Von Dr. Manuel Ruoff
Mancher Ältere wird den ersten Bundesvorsitzenden des Deutschen Gewerkschaftsbundes (DGB) als einen der Väter der Einheitsgewerkschaft in der Bundesrepublik Deutschland sowie der einst heiß umkämpften Mitbestimmung in der Montanindustrie kennen, mancher Jüngere hingegen als Namensgeber der Hans-Böckler-Stiftung, des Mitbestimmungs-, Forschungs- und Studienförderungswerkes des DGB. Hans Böckler stammte aus kleinsten Verhältnissen. Als sein Vater 1888 starb, musste der am 26. Februar 1875 im mittelfränkischen Trautskirchen bei Neustadt an der Aisch geborene Junge den Schulbesuch abbrechen, um als Gold- und Silberschläger für den Lebensunterhalt der sechsköpfigen Familie aufzukommen.
1894 wurde er Mitglied der SPD und des Deutschen Metallarbeiter-Verbandes. 1903 wurde die Gewerkschaftsarbeit sein Beruf. Bis zum Ende der Weimarer Republik stieg er bis zum Leiter des Bezirkes Rheinland und Westfalen-Lippe des SPD-nahen Allgemeinen Deutschen Gewerkschaftsbundes (ADGB) auf. Parallel engagierte er sich in der SPD, für die er ab 1924 in der Kölner Stadtverordnetenversammlung und ab 1928 im Reichstag saß.
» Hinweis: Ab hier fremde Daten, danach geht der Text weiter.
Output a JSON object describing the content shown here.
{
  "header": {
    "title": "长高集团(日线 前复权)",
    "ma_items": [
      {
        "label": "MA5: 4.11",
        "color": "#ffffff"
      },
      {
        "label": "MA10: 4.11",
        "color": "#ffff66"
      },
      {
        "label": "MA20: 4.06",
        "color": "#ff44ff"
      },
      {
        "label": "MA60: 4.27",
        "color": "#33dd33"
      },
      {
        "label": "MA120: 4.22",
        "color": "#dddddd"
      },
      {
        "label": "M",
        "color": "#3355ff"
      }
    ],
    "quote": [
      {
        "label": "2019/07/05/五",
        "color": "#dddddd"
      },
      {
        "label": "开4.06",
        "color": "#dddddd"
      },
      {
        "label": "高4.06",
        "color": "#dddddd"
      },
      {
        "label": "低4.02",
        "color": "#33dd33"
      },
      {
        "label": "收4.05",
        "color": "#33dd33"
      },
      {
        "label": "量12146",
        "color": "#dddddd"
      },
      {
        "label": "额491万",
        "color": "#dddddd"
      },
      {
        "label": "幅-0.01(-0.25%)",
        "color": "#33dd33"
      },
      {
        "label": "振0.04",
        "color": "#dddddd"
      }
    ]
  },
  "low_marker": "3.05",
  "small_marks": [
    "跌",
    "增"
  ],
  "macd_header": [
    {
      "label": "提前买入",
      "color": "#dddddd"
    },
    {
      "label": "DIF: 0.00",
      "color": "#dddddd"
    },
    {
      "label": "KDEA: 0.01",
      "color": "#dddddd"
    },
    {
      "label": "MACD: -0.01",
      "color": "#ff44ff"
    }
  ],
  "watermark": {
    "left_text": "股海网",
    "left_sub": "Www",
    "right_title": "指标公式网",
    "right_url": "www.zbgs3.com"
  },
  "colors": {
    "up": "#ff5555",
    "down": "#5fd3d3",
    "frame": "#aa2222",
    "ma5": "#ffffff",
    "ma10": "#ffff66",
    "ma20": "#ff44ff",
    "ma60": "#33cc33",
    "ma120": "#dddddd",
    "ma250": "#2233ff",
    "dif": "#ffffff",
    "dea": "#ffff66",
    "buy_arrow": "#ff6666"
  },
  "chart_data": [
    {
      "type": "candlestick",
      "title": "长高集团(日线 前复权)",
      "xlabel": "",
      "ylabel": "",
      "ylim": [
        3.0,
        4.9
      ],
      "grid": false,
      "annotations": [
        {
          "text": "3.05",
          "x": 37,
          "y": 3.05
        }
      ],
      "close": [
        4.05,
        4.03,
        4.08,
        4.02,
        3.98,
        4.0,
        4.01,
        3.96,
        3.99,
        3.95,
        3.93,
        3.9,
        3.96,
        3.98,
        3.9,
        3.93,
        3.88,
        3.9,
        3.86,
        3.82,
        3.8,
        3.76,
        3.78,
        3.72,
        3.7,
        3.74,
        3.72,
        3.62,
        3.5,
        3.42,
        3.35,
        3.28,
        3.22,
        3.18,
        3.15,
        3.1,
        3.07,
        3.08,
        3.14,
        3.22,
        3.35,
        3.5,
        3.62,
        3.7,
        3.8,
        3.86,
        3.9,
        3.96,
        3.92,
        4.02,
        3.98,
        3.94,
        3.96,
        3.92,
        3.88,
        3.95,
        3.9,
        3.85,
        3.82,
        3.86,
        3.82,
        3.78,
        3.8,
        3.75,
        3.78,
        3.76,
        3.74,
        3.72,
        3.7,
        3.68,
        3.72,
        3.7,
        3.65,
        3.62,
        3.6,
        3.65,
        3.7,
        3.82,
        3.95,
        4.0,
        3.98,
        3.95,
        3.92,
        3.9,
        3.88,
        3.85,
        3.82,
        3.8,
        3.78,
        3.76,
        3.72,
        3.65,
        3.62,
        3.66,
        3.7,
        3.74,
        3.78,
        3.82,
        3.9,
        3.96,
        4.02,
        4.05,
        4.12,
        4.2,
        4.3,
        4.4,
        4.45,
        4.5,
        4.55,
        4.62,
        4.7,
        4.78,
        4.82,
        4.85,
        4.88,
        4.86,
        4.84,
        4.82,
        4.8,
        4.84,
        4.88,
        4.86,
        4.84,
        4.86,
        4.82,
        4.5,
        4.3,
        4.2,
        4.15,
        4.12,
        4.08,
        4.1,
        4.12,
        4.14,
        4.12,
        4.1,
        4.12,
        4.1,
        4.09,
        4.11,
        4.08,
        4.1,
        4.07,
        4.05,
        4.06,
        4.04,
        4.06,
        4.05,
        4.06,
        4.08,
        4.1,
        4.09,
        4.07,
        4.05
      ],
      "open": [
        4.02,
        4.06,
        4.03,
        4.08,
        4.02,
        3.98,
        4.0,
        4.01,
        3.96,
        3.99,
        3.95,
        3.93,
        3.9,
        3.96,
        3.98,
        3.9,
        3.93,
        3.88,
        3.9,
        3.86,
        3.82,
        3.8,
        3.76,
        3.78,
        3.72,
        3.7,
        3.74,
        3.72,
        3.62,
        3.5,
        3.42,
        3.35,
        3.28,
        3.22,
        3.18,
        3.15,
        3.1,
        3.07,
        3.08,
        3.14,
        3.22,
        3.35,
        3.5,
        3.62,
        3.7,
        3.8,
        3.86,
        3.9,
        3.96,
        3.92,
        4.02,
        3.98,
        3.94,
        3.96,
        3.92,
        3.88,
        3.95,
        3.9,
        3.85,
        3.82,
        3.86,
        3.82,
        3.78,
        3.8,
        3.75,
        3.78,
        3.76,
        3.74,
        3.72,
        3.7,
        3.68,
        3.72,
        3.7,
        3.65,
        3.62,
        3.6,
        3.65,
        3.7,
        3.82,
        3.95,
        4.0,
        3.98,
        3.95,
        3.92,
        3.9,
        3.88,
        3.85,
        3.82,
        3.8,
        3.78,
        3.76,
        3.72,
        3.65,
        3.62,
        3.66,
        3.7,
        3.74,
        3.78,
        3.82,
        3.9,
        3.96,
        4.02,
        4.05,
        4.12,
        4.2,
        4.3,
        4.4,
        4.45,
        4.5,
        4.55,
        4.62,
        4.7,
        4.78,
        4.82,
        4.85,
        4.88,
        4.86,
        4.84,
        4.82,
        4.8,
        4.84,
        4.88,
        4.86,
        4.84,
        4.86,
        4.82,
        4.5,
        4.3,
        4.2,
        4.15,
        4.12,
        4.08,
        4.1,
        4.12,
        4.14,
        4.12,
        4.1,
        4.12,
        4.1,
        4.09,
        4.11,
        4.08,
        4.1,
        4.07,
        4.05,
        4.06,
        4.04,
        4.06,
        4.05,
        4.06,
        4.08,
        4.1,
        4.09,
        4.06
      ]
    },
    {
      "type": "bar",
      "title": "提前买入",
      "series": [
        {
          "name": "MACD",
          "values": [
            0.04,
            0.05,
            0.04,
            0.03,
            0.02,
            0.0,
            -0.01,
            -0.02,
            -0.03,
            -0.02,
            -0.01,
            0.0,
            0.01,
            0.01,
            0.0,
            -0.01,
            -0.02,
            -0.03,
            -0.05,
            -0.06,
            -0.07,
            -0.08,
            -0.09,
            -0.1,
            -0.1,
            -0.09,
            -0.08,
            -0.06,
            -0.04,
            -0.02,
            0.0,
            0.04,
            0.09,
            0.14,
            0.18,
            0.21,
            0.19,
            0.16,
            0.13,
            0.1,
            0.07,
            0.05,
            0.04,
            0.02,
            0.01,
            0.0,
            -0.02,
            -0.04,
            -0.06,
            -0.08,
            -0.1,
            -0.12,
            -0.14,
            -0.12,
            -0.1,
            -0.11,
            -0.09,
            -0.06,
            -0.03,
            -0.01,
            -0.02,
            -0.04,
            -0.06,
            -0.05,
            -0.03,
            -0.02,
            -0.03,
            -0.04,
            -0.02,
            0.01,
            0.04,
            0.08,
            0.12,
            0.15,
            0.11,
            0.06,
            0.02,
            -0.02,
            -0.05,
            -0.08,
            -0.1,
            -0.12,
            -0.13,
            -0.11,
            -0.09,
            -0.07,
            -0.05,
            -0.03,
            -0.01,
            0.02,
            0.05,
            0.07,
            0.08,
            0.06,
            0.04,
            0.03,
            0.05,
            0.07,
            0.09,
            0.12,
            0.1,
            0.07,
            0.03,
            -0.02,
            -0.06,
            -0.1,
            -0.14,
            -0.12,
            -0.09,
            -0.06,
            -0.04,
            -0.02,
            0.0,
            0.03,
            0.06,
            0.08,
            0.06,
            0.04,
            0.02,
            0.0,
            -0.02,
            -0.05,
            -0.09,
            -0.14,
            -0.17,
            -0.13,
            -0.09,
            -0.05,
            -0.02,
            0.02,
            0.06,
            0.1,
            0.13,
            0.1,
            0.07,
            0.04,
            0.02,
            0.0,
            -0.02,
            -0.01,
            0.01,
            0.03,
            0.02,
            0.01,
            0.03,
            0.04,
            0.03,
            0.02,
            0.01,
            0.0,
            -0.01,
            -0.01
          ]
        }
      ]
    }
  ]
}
Damit war nach der „Machtergreifung“ der Nationalsozialisten Schluss. „In der Nazizeit habe ich einfach meine Pflicht getan, war wiederholt in Schutzhaft und wurde, wie so viele andere, wirtschaftlich vernichtet“, schreibt er selber rückblickend.
1945 fing er dort an, wo er 1933 aufgehört hatte. In einem Lebensalter, in dem andere bereits im Ruhestand sind, organisierte Böckler jedoch nicht nur die Gewerkschaftsarbeit im Rheinland und in Westfalen, sondern arbeitete auch an der sowohl überregionalen als auch überparteilichen Einheitsgewerkschaft. Dabei halfen ihm gute Kontakte zur britischen Militärregierung, die ihm uneingeschränkte Bewegungs- und Redefreiheit verschaffte. Früher als die US-Amerikaner und Franzosen erlaubte sie 1947 die Bildung eines länderübergreifenden, zonenweiten Gewerkschaftsdachverbandes, und Hans Böckler wurde sein Vorsitzender.
Noch im Jahr der Gründung der Bundesrepublik wurde der erste Vorsitzende eines zonenweiten Gewerkschaftsdachverbandes der erste Vorsitzende des frischgegründeten Deutschen Gewerkschaftsbundes. An der DGB-Spitze sind ihm nur zwei Jahre bis zu seinem Tode am 16. Februar 1951 in Düsseldorf beschieden. Doch gelang ihm in diesen zwei Jahren die Durchsetzung der paritätischen Mitbestimmung der Arbeitnehmer in der Montanindustrie. Der liberale Wirtschaftsminister Ludwig Erhard leistete zwar Widerstand, doch Bundeskanzler Konrad Adenauer gab nach als Gegenleistung für die Unterstützung des DGB beim Beitritt der Bundesrepublik zur Europäischen Gemeinschaft für Kohle und Stahl (Montanunion).